How to configure client-side PDI so that files compressed using the Snappy codec can be decompressed using the Hadoop file input or Text file input step.
Prerequisites
- Pentaho Data Integration
- Snappy compressed source data (either inside or outside of HDFS)
Step-By-Step Instructions
Configure PDI to Access Snappy Native Libraries
In order to use client-side PDI to decompress files encoded by hadoop-snappy (the snappy implementation used in Hadoop) it is necessary to build and install both the hadoop-snappy JNI interface and the snappy native libraries for your platform. Instructions for achieving this can be found at:
http://code.google.com/p/hadoop-snappy/
In particular, the instructions under "Build Hadoop Snppy" should be followed. The "Install Hadoop Snappy in Hadoop" instructions should only be followed if
- You want to decompress snappy encoded files within a Pentaho map reduce job (see Using Compression with Pentaho MapReduce for more information), and
- Your Hadoop installation does not have snappy hadoop-snappy installed already (recent Hadoop distributions from Cloudera etc. are configured with hadoop-snappy out of the box)
Once you have built hadoop-snappy:
- Uncompress the hadoop-snappy-x.y.z-SNAPSHOT.tar.gz archive the build process creates somewhere on your client PDI machine
- Copy hadoop-snappy-x.y.z-SNAPSHOT/lib/hadoop-snappy-x.y.z-SNAPSHOT.jar to libext/bigdata in your client PDI installation
- Set the java.library.path property to point to the subdirectory of hadoop-snappy-x.y.z-SNAPSHOT/lib/native that corresponds to your platform
Where to set the java.library.path in Step 3 will vary depending on your platform:
- Under Linux edit "spoon.sh" in your PDI installation directory and add an entry to the LIBPATH variable
- Under Windows edit "Spoon.bat" and add an entry to the LIBSPATH variable
- Under Mac OS X edit "Data Integration 64-bit.app/Contents/Info.plist" and add "-Djava.library.path=<path to the subdirectory in Step 3>" to the string entry under the key "VMOptions"

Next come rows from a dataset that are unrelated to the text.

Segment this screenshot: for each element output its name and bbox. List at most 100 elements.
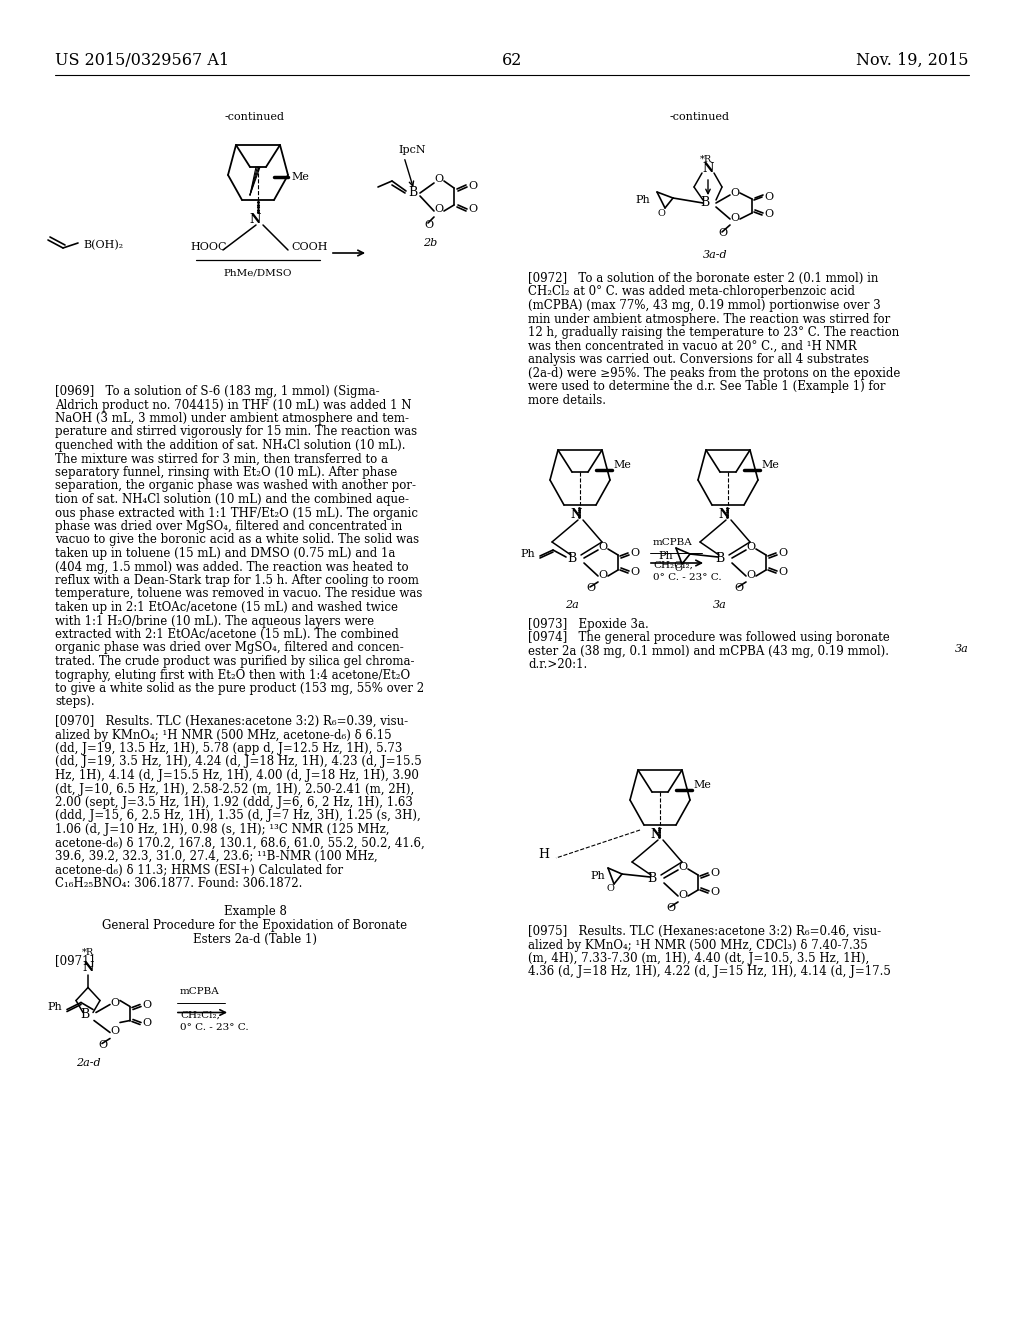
Text: Me: Me bbox=[613, 459, 631, 470]
Text: O: O bbox=[630, 548, 639, 558]
Text: vacuo to give the boronic acid as a white solid. The solid was: vacuo to give the boronic acid as a whit… bbox=[55, 533, 419, 546]
Text: 3a-d: 3a-d bbox=[702, 249, 727, 260]
Text: [0975]   Results. TLC (Hexanes:acetone 3:2) R₆=0.46, visu-: [0975] Results. TLC (Hexanes:acetone 3:2… bbox=[528, 925, 881, 939]
Text: trated. The crude product was purified by silica gel chroma-: trated. The crude product was purified b… bbox=[55, 655, 415, 668]
Text: O: O bbox=[764, 191, 773, 202]
Text: PhMe/DMSO: PhMe/DMSO bbox=[224, 268, 292, 277]
Text: (ddd, J=15, 6, 2.5 Hz, 1H), 1.35 (d, J=7 Hz, 3H), 1.25 (s, 3H),: (ddd, J=15, 6, 2.5 Hz, 1H), 1.35 (d, J=7… bbox=[55, 809, 421, 822]
Text: Aldrich product no. 704415) in THF (10 mL) was added 1 N: Aldrich product no. 704415) in THF (10 m… bbox=[55, 399, 412, 412]
Text: 12 h, gradually raising the temperature to 23° C. The reaction: 12 h, gradually raising the temperature … bbox=[528, 326, 899, 339]
Text: Me: Me bbox=[291, 172, 309, 182]
Text: Example 8: Example 8 bbox=[223, 904, 287, 917]
Text: N: N bbox=[82, 961, 93, 974]
Text: reflux with a Dean-Stark trap for 1.5 h. After cooling to room: reflux with a Dean-Stark trap for 1.5 h.… bbox=[55, 574, 419, 587]
Text: mCPBA: mCPBA bbox=[653, 539, 693, 546]
Text: [0969]   To a solution of S-6 (183 mg, 1 mmol) (Sigma-: [0969] To a solution of S-6 (183 mg, 1 m… bbox=[55, 385, 380, 399]
Text: B(OH)₂: B(OH)₂ bbox=[83, 240, 123, 251]
Text: *R: *R bbox=[82, 948, 94, 957]
Text: separation, the organic phase was washed with another por-: separation, the organic phase was washed… bbox=[55, 479, 416, 492]
Text: CH₂Cl₂,: CH₂Cl₂, bbox=[653, 561, 693, 570]
Text: O: O bbox=[657, 209, 665, 218]
Text: O: O bbox=[734, 583, 743, 593]
Text: temperature, toluene was removed in vacuo. The residue was: temperature, toluene was removed in vacu… bbox=[55, 587, 422, 601]
Text: 3a: 3a bbox=[955, 644, 969, 653]
Text: [0974]   The general procedure was followed using boronate: [0974] The general procedure was followe… bbox=[528, 631, 890, 644]
Text: organic phase was dried over MgSO₄, filtered and concen-: organic phase was dried over MgSO₄, filt… bbox=[55, 642, 403, 655]
Text: B: B bbox=[567, 552, 577, 565]
Text: O: O bbox=[730, 187, 739, 198]
Text: COOH: COOH bbox=[291, 242, 328, 252]
Text: alized by KMnO₄; ¹H NMR (500 MHz, acetone-d₆) δ 6.15: alized by KMnO₄; ¹H NMR (500 MHz, aceton… bbox=[55, 729, 391, 742]
Text: O: O bbox=[142, 1019, 152, 1028]
Text: ester 2a (38 mg, 0.1 mmol) and mCPBA (43 mg, 0.19 mmol).: ester 2a (38 mg, 0.1 mmol) and mCPBA (43… bbox=[528, 645, 889, 657]
Text: Me: Me bbox=[693, 780, 711, 789]
Text: (dt, J=10, 6.5 Hz, 1H), 2.58-2.52 (m, 1H), 2.50-2.41 (m, 2H),: (dt, J=10, 6.5 Hz, 1H), 2.58-2.52 (m, 1H… bbox=[55, 783, 415, 796]
Text: alized by KMnO₄; ¹H NMR (500 MHz, CDCl₃) δ 7.40-7.35: alized by KMnO₄; ¹H NMR (500 MHz, CDCl₃)… bbox=[528, 939, 867, 952]
Text: ous phase extracted with 1:1 THF/Et₂O (15 mL). The organic: ous phase extracted with 1:1 THF/Et₂O (1… bbox=[55, 507, 418, 520]
Text: O: O bbox=[598, 570, 607, 579]
Text: O: O bbox=[586, 583, 595, 593]
Text: -continued: -continued bbox=[670, 112, 730, 121]
Text: [0971]: [0971] bbox=[55, 954, 94, 968]
Text: [0970]   Results. TLC (Hexanes:acetone 3:2) R₆=0.39, visu-: [0970] Results. TLC (Hexanes:acetone 3:2… bbox=[55, 715, 409, 729]
Text: N: N bbox=[249, 213, 261, 226]
Text: Esters 2a-d (Table 1): Esters 2a-d (Table 1) bbox=[193, 932, 317, 945]
Text: N: N bbox=[650, 828, 662, 841]
Text: CH₂Cl₂,: CH₂Cl₂, bbox=[180, 1011, 220, 1019]
Text: [0973]   Epoxide 3a.: [0973] Epoxide 3a. bbox=[528, 618, 649, 631]
Text: separatory funnel, rinsing with Et₂O (10 mL). After phase: separatory funnel, rinsing with Et₂O (10… bbox=[55, 466, 397, 479]
Text: US 2015/0329567 A1: US 2015/0329567 A1 bbox=[55, 51, 229, 69]
Text: Hz, 1H), 4.14 (d, J=15.5 Hz, 1H), 4.00 (d, J=18 Hz, 1H), 3.90: Hz, 1H), 4.14 (d, J=15.5 Hz, 1H), 4.00 (… bbox=[55, 770, 419, 781]
Text: O: O bbox=[110, 998, 119, 1007]
Text: H: H bbox=[538, 849, 549, 862]
Text: N: N bbox=[570, 508, 582, 521]
Text: O: O bbox=[764, 209, 773, 219]
Text: were used to determine the d.r. See Table 1 (Example 1) for: were used to determine the d.r. See Tabl… bbox=[528, 380, 886, 393]
Text: (mCPBA) (max 77%, 43 mg, 0.19 mmol) portionwise over 3: (mCPBA) (max 77%, 43 mg, 0.19 mmol) port… bbox=[528, 300, 881, 312]
Text: *R: *R bbox=[700, 154, 713, 164]
Text: perature and stirred vigorously for 15 min. The reaction was: perature and stirred vigorously for 15 m… bbox=[55, 425, 417, 438]
Text: (404 mg, 1.5 mmol) was added. The reaction was heated to: (404 mg, 1.5 mmol) was added. The reacti… bbox=[55, 561, 409, 573]
Text: (m, 4H), 7.33-7.30 (m, 1H), 4.40 (dt, J=10.5, 3.5 Hz, 1H),: (m, 4H), 7.33-7.30 (m, 1H), 4.40 (dt, J=… bbox=[528, 952, 869, 965]
Text: Me: Me bbox=[761, 459, 779, 470]
Text: CH₂Cl₂ at 0° C. was added meta-chloroperbenzoic acid: CH₂Cl₂ at 0° C. was added meta-chloroper… bbox=[528, 285, 855, 298]
Text: O: O bbox=[778, 568, 787, 577]
Text: d.r.>20:1.: d.r.>20:1. bbox=[528, 659, 587, 672]
Text: O: O bbox=[718, 228, 727, 238]
Text: The mixture was stirred for 3 min, then transferred to a: The mixture was stirred for 3 min, then … bbox=[55, 453, 388, 466]
Text: O: O bbox=[424, 220, 433, 230]
Text: tography, eluting first with Et₂O then with 1:4 acetone/Et₂O: tography, eluting first with Et₂O then w… bbox=[55, 668, 411, 681]
Text: extracted with 2:1 EtOAc/acetone (15 mL). The combined: extracted with 2:1 EtOAc/acetone (15 mL)… bbox=[55, 628, 398, 642]
Text: O: O bbox=[110, 1027, 119, 1036]
Text: analysis was carried out. Conversions for all 4 substrates: analysis was carried out. Conversions fo… bbox=[528, 352, 869, 366]
Text: mCPBA: mCPBA bbox=[180, 987, 220, 997]
Text: 2a-d: 2a-d bbox=[76, 1057, 100, 1068]
Text: (2a-d) were ≥95%. The peaks from the protons on the epoxide: (2a-d) were ≥95%. The peaks from the pro… bbox=[528, 367, 900, 380]
Text: O: O bbox=[678, 890, 687, 900]
Text: O: O bbox=[142, 999, 152, 1010]
Text: O: O bbox=[710, 869, 719, 878]
Text: B: B bbox=[716, 552, 725, 565]
Text: O: O bbox=[434, 205, 443, 214]
Text: quenched with the addition of sat. NH₄Cl solution (10 mL).: quenched with the addition of sat. NH₄Cl… bbox=[55, 440, 406, 451]
Text: was then concentrated in vacuo at 20° C., and ¹H NMR: was then concentrated in vacuo at 20° C.… bbox=[528, 339, 857, 352]
Text: tion of sat. NH₄Cl solution (10 mL) and the combined aque-: tion of sat. NH₄Cl solution (10 mL) and … bbox=[55, 492, 409, 506]
Text: 2a: 2a bbox=[565, 601, 579, 610]
Text: N: N bbox=[718, 508, 730, 521]
Text: [0972]   To a solution of the boronate ester 2 (0.1 mmol) in: [0972] To a solution of the boronate est… bbox=[528, 272, 879, 285]
Text: C₁₆H₂₅BNO₄: 306.1877. Found: 306.1872.: C₁₆H₂₅BNO₄: 306.1877. Found: 306.1872. bbox=[55, 876, 302, 890]
Text: to give a white solid as the pure product (153 mg, 55% over 2: to give a white solid as the pure produc… bbox=[55, 682, 424, 696]
Text: 2b: 2b bbox=[423, 238, 437, 248]
Text: Ph: Ph bbox=[590, 871, 605, 880]
Text: taken up in toluene (15 mL) and DMSO (0.75 mL) and 1a: taken up in toluene (15 mL) and DMSO (0.… bbox=[55, 546, 395, 560]
Text: NaOH (3 mL, 3 mmol) under ambient atmosphere and tem-: NaOH (3 mL, 3 mmol) under ambient atmosp… bbox=[55, 412, 409, 425]
Text: 0° C. - 23° C.: 0° C. - 23° C. bbox=[653, 573, 722, 582]
Text: 0° C. - 23° C.: 0° C. - 23° C. bbox=[180, 1023, 249, 1031]
Text: O: O bbox=[468, 205, 477, 214]
Text: O: O bbox=[630, 568, 639, 577]
Text: Ph: Ph bbox=[47, 1002, 61, 1012]
Text: acetone-d₆) δ 11.3; HRMS (ESI+) Calculated for: acetone-d₆) δ 11.3; HRMS (ESI+) Calculat… bbox=[55, 863, 343, 876]
Text: IpcN: IpcN bbox=[398, 145, 426, 154]
Text: O: O bbox=[730, 213, 739, 223]
Text: Ph: Ph bbox=[635, 195, 650, 205]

Verifying that Snappy Decompression is Available to PDI
After following the instructions of the previous section restart PDI. If hadoop-snappy and the snappy native libraries have been installed correctly on the PDI client machine then a "Hadoop-snappy" option will be available under the "Compression" drop-down box on the "Content" tab of the Hadoop file input and Text file input steps.